It's also important to document vaccine status and to identify coughing family members. In most cases an adult, often the mother, is the vector for infection in a young infant.
Vaccine status had not been recorded for 48% of patients aged 2 months or older. Specific information regarding the number of pertussis-containing vaccine doses received was infrequently recorded. Contact isolation was discussed in just 8% of cases, despite the fact that restriction from school attendance is very important in school-aged children. Household chemoprophylaxis had been provided in just 51%, and of those diagnosed where vaccine status could be ascertained, just 10% were appropriate for age.
Attempts to document vaccine status are notoriously difficult as many parents do not carry an immunization card, and obtaining details from a public health department or primary care office after hours is nearly impossible. A check of the box “vaccines up to date” relies on simply asking the parent who may or may not know for sure the child's vaccine status.
Among those who had been tested for pertussis, correct treatment was prescribed in just 62%. In many cases, therapy was not optimal: In some cases, amoxicillin was prescribed when otitis was concurrently diagnosed, while in others a macrolide was given but in the wrong dose. For pertussis, a correct regimen would be 10–12 mg/kg per day of azithromycin for each of 5 days, as opposed to 10 mg/kg per day on day 1 followed by 5 mg/kg per day for days 2–5 for otitis media.
And we know that pediatricians are often reluctant to write prescriptions for adults, even though pertussis is highly transmissible and the sooner chemoprophylaxis is given, the better the chance to interrupt transmission. An adult with the disease presents a threat to a young infant living in the same household. (The adult dose is 500 mg/day azithromycin for 5 days.)

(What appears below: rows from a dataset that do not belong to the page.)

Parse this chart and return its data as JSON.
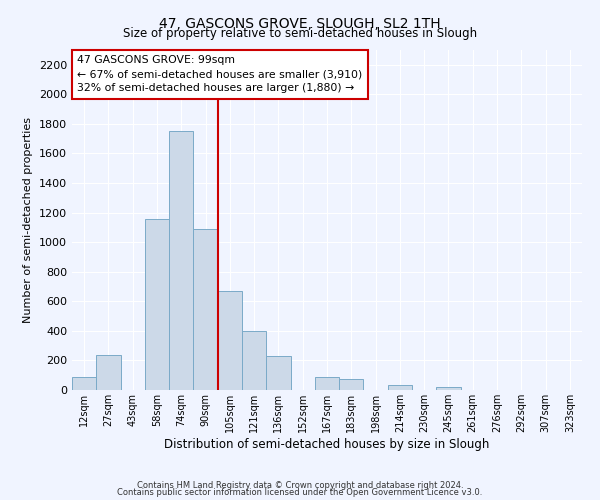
{
  "title": "47, GASCONS GROVE, SLOUGH, SL2 1TH",
  "subtitle": "Size of property relative to semi-detached houses in Slough",
  "xlabel": "Distribution of semi-detached houses by size in Slough",
  "ylabel": "Number of semi-detached properties",
  "bar_labels": [
    "12sqm",
    "27sqm",
    "43sqm",
    "58sqm",
    "74sqm",
    "90sqm",
    "105sqm",
    "121sqm",
    "136sqm",
    "152sqm",
    "167sqm",
    "183sqm",
    "198sqm",
    "214sqm",
    "230sqm",
    "245sqm",
    "261sqm",
    "276sqm",
    "292sqm",
    "307sqm",
    "323sqm"
  ],
  "bar_values": [
    90,
    240,
    0,
    1160,
    1750,
    1090,
    670,
    400,
    230,
    0,
    85,
    75,
    0,
    35,
    0,
    20,
    0,
    0,
    0,
    0,
    0
  ],
  "bar_color": "#ccd9e8",
  "bar_edge_color": "#7aaac8",
  "vline_color": "#cc0000",
  "annotation_line1": "47 GASCONS GROVE: 99sqm",
  "annotation_line2": "← 67% of semi-detached houses are smaller (3,910)",
  "annotation_line3": "32% of semi-detached houses are larger (1,880) →",
  "annotation_box_color": "white",
  "annotation_box_edge": "#cc0000",
  "ylim": [
    0,
    2300
  ],
  "yticks": [
    0,
    200,
    400,
    600,
    800,
    1000,
    1200,
    1400,
    1600,
    1800,
    2000,
    2200
  ],
  "footer_line1": "Contains HM Land Registry data © Crown copyright and database right 2024.",
  "footer_line2": "Contains public sector information licensed under the Open Government Licence v3.0.",
  "bg_color": "#f0f4ff",
  "grid_color": "#ffffff"
}
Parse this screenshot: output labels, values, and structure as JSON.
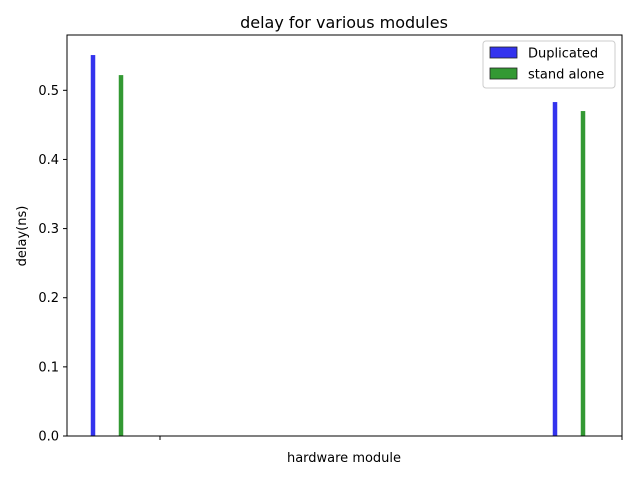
{
  "chart_data": {
    "type": "bar",
    "title": "delay for various modules",
    "xlabel": "hardware module",
    "ylabel": "delay(ns)",
    "ylim": [
      0,
      0.58
    ],
    "yticks": [
      "0.0",
      "0.1",
      "0.2",
      "0.3",
      "0.4",
      "0.5"
    ],
    "categories": [
      "",
      ""
    ],
    "series": [
      {
        "name": "Duplicated",
        "color": "#3333ee",
        "values": [
          0.551,
          0.483
        ]
      },
      {
        "name": "stand alone",
        "color": "#339933",
        "values": [
          0.522,
          0.47
        ]
      }
    ],
    "legend_position": "top-right",
    "grid": false
  }
}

Indeed, after educating our local pediatricians about treating pertussis presumptively, we have seen a drop in cases thus far in 2005.
Pertussis Case Definition
Clinical Case Definition
▸ A cough illness lasting at least 2 weeks with one of the following: paroxysms of coughing, inspiratory “whoop,” or posttussive vomiting, and without other apparent cause (as reported by a health professional).
Laboratory Criteria for Diagnosis
▸ Isolation of Bordetella pertussis from a clinical specimen or positive polymerase chain reaction (PCR) assay for B. pertussis.
Case Classification
▸ Confirmed: an acute cough illness of any duration associated with B. pertussis isolation; or a case that meets the clinical case definition and is confirmed by PCR; or a case that meets the clinical case definition and is epidemiologically linked directly to a case confirmed by either culture or PCR.
▸ Probable: meets the clinical case definition, is not laboratory confirmed, and is not epidemiologically linked to a laboratory confirmed case.
Both probable and confirmed cases should be reported to the local health department.